How are you running snakemake? Show us that command as well, please. Also, what is the purpose of the , in SAMPLES ,= glob...? And is that line supposed to be outside of a rule?

ADD REPLY • link 3.0 years ago by Ram 43k

0

Entering edit mode

I used this command line.

snakemake --cluster "qsub -N STAR_scRNA -l hostname=Node1 -b y" -s Snakefile4 -j 8 -n -p

Also, what is the purpose of the , in SAMPLES ,= glob...? And is that line supposed to be outside of a rule?

Yes, this line is outside the rule.

ADD REPLY • link 3.0 years ago by wanaga3166 ▴ 10

0

Entering edit mode

Follow Jeremy's advice. Your Snakefile is badly formed and the line outside the rule breaks everything.

ADD REPLY • link 3.0 years ago by Ram 43k

2

Entering edit mode

i think SAMPLES ,= glob_wildcards is valid but i do prefer to know what I am trying to make rather than let a directory run the show https://snakemake.readthedocs.io/en/stable/project_info/faq.html#id13

ADD REPLY • link 3.0 years ago by Jeremy Leipzig 22k

0

Entering edit mode

I stand corrected. I just noticed that OP is trying to run Snakemake without specifying a target.

ADD REPLY • link 3.0 years ago by Ram 43k

0

Entering edit mode

Small comment: for shell:, you just need:

shell:
  """
    STAR \
      --genomeDir {params.genome} \
      --runThreadN {threads} \
      --readFilesIn {params.read1} {params.read2} \
      --readFilesCommand {params.readFilesCommand} \
      ...
  """

ADD REPLY • link 3.0 years ago by Kevin Blighe 87k

score 2 · Accepted Answer · 2021-05-14

2

Entering edit mode

3.0 years ago

Jeremy Leipzig 22k

snakefiles should be composed as such: 1) write implicit rules that connect input and output using wildcards 2) write target rules that list files you want produced as input

ADD COMMENT • link 3.0 years ago by Jeremy Leipzig 22k

0

Entering edit mode

Thank you, that the problems, I don't know the output for Starsolo. I think I will have 6 files:

Log
Feature Statistic Summaries
Alignments
Matrix Gene Counts
Barcodes
Genes

But I don't know the names. So it's difficult to write the output.

ADD REPLY • link 3.0 years ago by wanaga3166 ▴ 10

2

Entering edit mode

one of them is {sample}.Aligned.out.sam.

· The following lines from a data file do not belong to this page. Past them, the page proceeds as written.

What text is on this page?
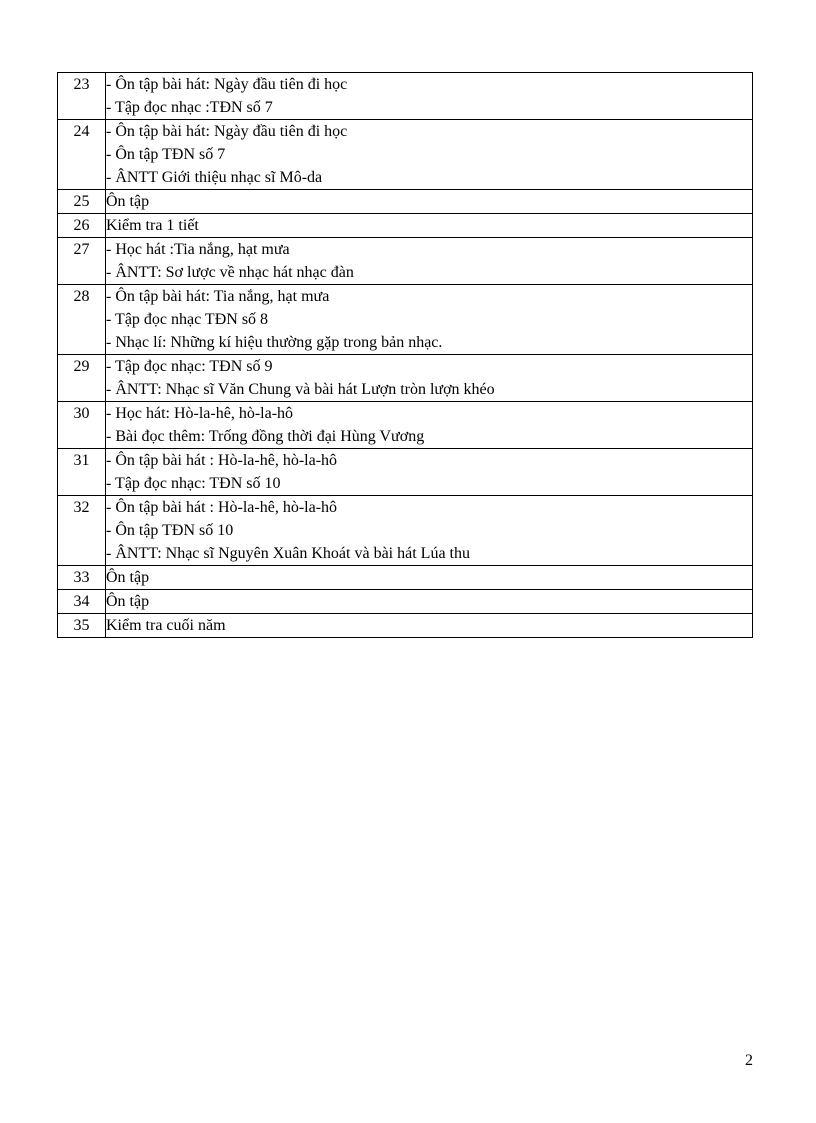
23	- Ôn tập bài hát: Ngày đầu tiên đi học
- Tập đọc nhạc :TĐN số 7

24	- Ôn tập bài hát: Ngày đầu tiên đi học
- Ôn tập TĐN số 7
- ÂNTT Giới thiệu nhạc sĩ Mô-da

25	Ôn tập

26	Kiểm tra 1 tiết

27	- Học hát :Tia nắng, hạt mưa
- ÂNTT: Sơ lược về nhạc hát nhạc đàn

28	- Ôn tập bài hát: Tia nắng, hạt mưa
- Tập đọc nhạc TĐN số 8
- Nhạc lí: Những kí hiệu thường gặp trong bản nhạc.

29	- Tập đọc nhạc: TĐN số 9
- ÂNTT: Nhạc sĩ Văn Chung và bài hát Lượn tròn lượn khéo

30	- Học hát: Hò-la-hê, hò-la-hô
- Bài đọc thêm: Trống đồng thời đại Hùng Vương

31	- Ôn tập bài hát : Hò-la-hê, hò-la-hô
- Tập đọc nhạc: TĐN số 10

32	- Ôn tập bài hát : Hò-la-hê, hò-la-hô
- Ôn tập TĐN số 10
- ÂNTT: Nhạc sĩ Nguyên Xuân Khoát và bài hát Lúa thu

33	Ôn tập

34	Ôn tập

35	Kiểm tra cuối năm
2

Start by creating a target variable that point to the sam files you want produced

SAMPLES = ['foo','bar'] #or from your glob
SAMS = ["{0}.Aligned.out.sam".format(sample) for sample in SAMPLES]
rule all:
  input: SAMS

ADD REPLY • link 3.0 years ago by Jeremy Leipzig 22k

0

Entering edit mode

Thank Jeremy and Ram for your help. I made some modification in my snakefile.

SAMPLES, = glob_wildcards("Data/Raw/{sample}_L001_R1.fastq.gz")

#SAMPLES = ["Sample_S1_L001_R1_001.fastq.gz", "Sample_S1_L001_R2_001.fastq.gz"]
SAMS = ["{0}.Aligned.out.sam".format(sample) for sample in SAMPLES]

rule all:
    input:
        SAMS

rule StarSolo:
    input:
        R1L1 = "Data/Raw/{sample}_L001_R1.fastq.gz",
        R1L2 = "Data/Raw/{sample}_L002_R1.fastq.gz",
        R2L1 = "Data/Raw/{sample}_L001_R2.fastq.gz",
        R2L2 = "Data/Raw/{sample}_L002_R2.fastq.gz"
    output:
        "{0}.Aligned.out.sam"
    threads:
        8
    shell:
        'STAR --runThreadN {threads} '
        '--genomeDir /Genome/Human/GRCh38/ '
        '--readFilesIn {input.R2L1},{input.R2L2} {input.R1L1},{input.R1L2} '
        '--readFilesCommand gunzip -c '
        '--soloType CB_UMI_Simple '
        '--soloCBwhitelist 3M-february-2018.txt '
        '--soloCBlen 16 '
        '--soloUMIstart 17 '
        '--soloUMIlen 12 '

It's work better, but STARsolo didn't start its analyze.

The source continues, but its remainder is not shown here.